Les glaces en danger
La première conséquence environnementale du réchauffement concerne les glaces. Les banquises perdent en surface et en volume. En surface, parce qu'elles couvrent des territoires de moins en moins grands. En volume, parce qu'au fil des années elles s'amincissent.
Ce changement est très rapide et lourd de conséquences. Ainsi, le Groenland a perdu, en 2003, 80 milliards de tonnes de glace et 230 milliards en 2005. La fonte des banquises est alarmante car ses effets sont autant climatiques qu'environnementaux. A la fois elle est responsable, en partie de la hausse des niveaux marins, autant que de lourdes perturbations des écosystèmes. En disparaissant, ce sont des centaines de communautés animales et végétales qui sont menacées.
Ces deux photos montrent à quelle vitesse le couvert neigeux au sommet du mont Kilimanjaro disparaît. Fondre comme neige au soleil... Pour autant, rien ne permet aujourd'hui aux scientifiques d'affirmer fermement que ces fontes massives sont directement dues au réchauffement climatique. L'avenir nous le dira sans doute. Mais en seulement sept ans, il a quasiment disparu. Toutefois, à des altitudes plus basses, le recul des glaciers est compris par certains comme le résultat des hausses des températures.
Surface du couvert neigeux au sommet du Kilimanjaro en février 1993 et février 2000. Photo © DR
Le recul des glaciers de montagne
Concernant les glaciers, attention aux conclusions hâtives. Quasiment tous les glaciers présents à la surface de la Terre sont en phase de recul. Oui mais, il ne faut pas obligatoirement interpréter cela comme une conséquence du réchauffement. Elle peut l'être comme être le fait d'autres facteurs comme les précipitations. De plus, le recul des glaciers n'est pas un fait récent. Toutefois, il est vrai que le phénomène semble s'accélérer. Il faut aussi préciser que les chercheurs ont un grand manque de données sur le sujet. Seule une petite partie de tous les glaciers a été étudiée.

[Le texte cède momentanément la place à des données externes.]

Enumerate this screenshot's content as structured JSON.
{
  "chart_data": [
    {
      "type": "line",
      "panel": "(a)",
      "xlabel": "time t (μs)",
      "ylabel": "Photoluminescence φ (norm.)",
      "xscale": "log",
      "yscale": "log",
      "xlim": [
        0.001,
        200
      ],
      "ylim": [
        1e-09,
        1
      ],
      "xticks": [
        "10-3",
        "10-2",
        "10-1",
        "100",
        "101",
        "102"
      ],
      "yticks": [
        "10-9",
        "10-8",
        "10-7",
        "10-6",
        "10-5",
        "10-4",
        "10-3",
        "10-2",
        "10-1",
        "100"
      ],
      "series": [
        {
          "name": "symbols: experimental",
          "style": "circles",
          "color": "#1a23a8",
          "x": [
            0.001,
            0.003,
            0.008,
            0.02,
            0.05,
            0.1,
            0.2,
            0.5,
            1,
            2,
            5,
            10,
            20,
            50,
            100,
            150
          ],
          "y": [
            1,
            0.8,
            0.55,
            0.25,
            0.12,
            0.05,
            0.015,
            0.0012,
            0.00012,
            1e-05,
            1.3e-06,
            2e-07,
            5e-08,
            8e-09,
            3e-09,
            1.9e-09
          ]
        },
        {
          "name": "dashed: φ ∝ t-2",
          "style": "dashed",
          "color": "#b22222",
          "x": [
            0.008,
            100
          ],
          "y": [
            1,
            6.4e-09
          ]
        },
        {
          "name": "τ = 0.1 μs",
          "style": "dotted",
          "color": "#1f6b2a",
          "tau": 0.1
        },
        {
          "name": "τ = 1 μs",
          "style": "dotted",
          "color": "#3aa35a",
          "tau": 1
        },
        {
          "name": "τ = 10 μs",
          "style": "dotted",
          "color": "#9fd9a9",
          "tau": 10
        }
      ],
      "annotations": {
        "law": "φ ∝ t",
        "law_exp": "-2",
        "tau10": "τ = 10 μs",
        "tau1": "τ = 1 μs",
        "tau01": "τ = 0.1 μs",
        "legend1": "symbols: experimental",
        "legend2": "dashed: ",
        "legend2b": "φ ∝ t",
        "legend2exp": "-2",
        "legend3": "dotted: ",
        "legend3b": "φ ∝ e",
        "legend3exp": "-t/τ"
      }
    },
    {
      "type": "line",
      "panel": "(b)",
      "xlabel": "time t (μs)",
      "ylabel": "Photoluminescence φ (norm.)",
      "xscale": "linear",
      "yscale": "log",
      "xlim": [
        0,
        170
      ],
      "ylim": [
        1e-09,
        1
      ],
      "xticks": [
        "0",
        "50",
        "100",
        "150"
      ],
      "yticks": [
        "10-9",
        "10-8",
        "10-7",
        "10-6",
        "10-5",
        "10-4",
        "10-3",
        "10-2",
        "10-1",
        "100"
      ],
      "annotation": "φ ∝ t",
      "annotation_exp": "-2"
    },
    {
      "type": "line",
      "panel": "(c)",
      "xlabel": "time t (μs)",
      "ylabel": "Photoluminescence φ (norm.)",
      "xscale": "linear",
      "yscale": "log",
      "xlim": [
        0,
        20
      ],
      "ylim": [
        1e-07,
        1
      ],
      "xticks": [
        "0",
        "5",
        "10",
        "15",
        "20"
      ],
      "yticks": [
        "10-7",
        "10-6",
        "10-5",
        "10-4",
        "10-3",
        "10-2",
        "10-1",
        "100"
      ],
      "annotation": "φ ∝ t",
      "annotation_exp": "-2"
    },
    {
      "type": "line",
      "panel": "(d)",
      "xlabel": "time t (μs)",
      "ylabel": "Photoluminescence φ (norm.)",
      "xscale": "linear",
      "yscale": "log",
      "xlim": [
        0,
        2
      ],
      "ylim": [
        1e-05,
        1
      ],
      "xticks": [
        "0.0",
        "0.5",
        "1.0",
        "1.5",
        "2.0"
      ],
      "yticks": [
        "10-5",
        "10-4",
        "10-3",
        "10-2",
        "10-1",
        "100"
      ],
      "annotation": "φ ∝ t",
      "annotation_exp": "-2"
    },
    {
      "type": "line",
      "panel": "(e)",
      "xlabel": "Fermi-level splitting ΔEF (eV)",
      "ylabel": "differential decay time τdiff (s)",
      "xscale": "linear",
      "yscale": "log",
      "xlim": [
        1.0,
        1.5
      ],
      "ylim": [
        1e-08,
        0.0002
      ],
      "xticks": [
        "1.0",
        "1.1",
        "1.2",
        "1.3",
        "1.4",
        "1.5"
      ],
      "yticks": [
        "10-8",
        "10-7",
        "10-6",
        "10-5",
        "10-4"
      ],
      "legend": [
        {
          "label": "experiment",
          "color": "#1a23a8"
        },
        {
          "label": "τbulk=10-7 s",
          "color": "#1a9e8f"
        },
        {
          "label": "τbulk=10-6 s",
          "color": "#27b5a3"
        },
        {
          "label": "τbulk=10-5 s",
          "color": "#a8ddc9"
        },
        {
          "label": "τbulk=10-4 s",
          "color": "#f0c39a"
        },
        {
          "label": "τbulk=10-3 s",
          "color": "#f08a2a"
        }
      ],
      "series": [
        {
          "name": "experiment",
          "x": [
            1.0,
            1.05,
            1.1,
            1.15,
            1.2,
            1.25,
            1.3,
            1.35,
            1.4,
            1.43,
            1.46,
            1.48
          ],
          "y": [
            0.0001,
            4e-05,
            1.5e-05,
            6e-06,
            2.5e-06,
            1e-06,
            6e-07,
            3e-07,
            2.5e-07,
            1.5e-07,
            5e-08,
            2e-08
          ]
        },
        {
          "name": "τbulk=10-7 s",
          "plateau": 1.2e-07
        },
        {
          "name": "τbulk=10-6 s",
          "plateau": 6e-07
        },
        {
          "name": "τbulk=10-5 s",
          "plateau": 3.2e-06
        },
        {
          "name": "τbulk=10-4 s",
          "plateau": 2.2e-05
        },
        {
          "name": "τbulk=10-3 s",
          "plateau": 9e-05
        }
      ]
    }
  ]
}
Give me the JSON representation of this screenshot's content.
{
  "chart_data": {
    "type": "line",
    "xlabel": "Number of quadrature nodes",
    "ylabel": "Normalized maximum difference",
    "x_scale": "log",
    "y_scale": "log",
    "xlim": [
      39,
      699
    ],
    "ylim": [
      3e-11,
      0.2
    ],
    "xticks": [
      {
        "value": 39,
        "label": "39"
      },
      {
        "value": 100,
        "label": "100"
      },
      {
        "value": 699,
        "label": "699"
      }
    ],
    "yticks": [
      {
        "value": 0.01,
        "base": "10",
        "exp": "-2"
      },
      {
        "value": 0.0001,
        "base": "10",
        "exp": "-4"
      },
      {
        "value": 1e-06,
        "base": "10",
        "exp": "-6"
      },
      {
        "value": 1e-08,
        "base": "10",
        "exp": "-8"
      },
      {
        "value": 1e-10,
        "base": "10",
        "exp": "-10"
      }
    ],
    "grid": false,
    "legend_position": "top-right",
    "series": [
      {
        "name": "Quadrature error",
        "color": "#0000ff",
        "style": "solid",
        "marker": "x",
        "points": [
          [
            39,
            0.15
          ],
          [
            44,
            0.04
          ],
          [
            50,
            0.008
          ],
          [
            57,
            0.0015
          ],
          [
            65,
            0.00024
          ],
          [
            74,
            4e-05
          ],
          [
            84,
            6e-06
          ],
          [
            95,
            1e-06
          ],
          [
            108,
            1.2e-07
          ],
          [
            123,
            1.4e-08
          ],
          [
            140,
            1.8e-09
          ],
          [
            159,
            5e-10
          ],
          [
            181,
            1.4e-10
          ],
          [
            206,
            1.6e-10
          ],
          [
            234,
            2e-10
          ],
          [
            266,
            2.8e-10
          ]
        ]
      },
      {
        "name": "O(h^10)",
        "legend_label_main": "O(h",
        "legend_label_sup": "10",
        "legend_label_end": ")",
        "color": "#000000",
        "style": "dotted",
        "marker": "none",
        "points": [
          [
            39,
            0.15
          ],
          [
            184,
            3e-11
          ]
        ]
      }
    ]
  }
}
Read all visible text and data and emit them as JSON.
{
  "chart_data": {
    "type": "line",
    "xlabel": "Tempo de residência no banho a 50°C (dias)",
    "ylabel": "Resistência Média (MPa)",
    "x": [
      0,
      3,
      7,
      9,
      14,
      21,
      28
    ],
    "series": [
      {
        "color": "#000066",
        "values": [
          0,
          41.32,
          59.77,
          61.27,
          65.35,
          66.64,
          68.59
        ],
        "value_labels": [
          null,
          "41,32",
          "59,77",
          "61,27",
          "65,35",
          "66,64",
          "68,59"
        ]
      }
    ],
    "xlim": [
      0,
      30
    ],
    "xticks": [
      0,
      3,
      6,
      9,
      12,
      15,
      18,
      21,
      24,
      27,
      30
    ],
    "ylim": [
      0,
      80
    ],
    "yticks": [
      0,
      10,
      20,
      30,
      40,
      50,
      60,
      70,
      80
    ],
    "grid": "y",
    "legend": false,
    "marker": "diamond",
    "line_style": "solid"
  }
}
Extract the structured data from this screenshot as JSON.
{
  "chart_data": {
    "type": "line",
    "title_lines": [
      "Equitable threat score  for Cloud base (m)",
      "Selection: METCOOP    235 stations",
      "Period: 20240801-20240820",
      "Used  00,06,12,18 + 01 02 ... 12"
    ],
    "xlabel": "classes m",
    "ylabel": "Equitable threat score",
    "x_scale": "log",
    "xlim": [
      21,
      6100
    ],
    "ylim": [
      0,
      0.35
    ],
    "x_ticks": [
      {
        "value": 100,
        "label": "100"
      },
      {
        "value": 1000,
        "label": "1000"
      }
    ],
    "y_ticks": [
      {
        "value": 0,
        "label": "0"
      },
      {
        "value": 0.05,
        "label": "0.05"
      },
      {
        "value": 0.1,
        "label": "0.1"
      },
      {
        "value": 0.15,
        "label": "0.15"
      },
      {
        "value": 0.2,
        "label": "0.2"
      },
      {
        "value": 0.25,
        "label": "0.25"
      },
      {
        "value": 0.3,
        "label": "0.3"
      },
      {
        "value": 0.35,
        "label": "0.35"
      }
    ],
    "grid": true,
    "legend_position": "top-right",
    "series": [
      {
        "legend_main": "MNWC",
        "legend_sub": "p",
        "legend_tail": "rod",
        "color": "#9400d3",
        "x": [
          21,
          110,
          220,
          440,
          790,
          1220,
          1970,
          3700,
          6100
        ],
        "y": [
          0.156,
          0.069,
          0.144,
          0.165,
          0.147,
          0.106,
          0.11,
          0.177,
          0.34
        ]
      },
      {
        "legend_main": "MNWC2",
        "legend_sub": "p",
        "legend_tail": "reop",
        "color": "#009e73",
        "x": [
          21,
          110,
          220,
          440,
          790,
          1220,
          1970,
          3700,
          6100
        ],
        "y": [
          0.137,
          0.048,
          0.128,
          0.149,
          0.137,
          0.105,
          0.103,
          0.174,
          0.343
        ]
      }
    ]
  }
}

La hausse des niveaus marins
Plusieurs dizaines de millimètres. C'est à cette valeur floue que l'on évalue actuellement la hausse moyenne des niveaux marins à la surface du globe, au cours du XXe siècle. Cette hausse est due à la fonte des glaces. Mais pas seulement. Le réchauffement des eaux conduit à une hausse de leurs volumes et comme les océans sont très profonds, cette hausse n'est vraiment pas négligeable.
Courants marins et catastrophes naturelles
Contrairement à ce que l'on entend, on ne sait pas réellement mesurer l'impact du réchauffement climatique sur les activités des courants marins. A l'heure actuelle, nous ne disposons pas d'indices fiables nous permettant d'explorer cette hypothèse. Tout comme les catastrophes naturelles. Volcanisme accru, tsunami... Impossible également de les relier au réchauffement climatique. Cela ne signifie pas qu'ils le sont peut-être mais aucune preuve scientifique ne le prouve aujourd'hui.
L'homme à 90% responsable
Comme nous l'avons vu, les causes naturelles ne suffisent pas à expliquer le changement climatique constaté. C'est bien que l'Homme joue le rôle principal.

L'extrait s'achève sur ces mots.